Doa-se

Doa-se um carinho quebrado
torto, sujo, enferrujado.
Um carinho que já foi doado,
mas foi jogado no cesto de lixo.

Doa-se um carinho quebrado
torto, sujo, enferrujado.
Um carinho que já foi doado,
mas foi jogado no cesto de lixo.

Precisa-se de um professor de canto,
mas que não me ensine a cantar.
Um professor que me ensine qual é meu canto
e me mostre que cada encanto tem seu lugar.

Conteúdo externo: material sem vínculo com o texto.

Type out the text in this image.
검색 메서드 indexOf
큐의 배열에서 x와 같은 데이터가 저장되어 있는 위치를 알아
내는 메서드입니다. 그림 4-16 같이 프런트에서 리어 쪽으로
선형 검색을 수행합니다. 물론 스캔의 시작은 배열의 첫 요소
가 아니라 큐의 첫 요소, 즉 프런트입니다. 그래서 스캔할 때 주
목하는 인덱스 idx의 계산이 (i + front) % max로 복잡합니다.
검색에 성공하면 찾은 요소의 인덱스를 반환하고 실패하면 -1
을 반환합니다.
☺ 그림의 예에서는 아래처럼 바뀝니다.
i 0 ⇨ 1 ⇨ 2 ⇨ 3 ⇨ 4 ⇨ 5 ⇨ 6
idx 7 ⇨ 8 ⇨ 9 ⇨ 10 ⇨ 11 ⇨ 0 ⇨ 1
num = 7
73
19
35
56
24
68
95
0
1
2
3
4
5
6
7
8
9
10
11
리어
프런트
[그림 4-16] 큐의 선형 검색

Alugo um lugar onde possa guardar o seu amor.
É um lugar pequeno, mas tem janelas e portas
para que esse amor não se sinta em uma prisão.
Cabem seu amor e os seus segredos.
Seus traumas e seus medos.
Esse lugar, chamo de “meu coração”

Procuram-se mãos que se encaixem nas minhas.
Dedo após dedo, em plena sintonia.
Procuram-se mãos que aqueçam as minhas.
Mãos que juntas, componham sua própria melodia.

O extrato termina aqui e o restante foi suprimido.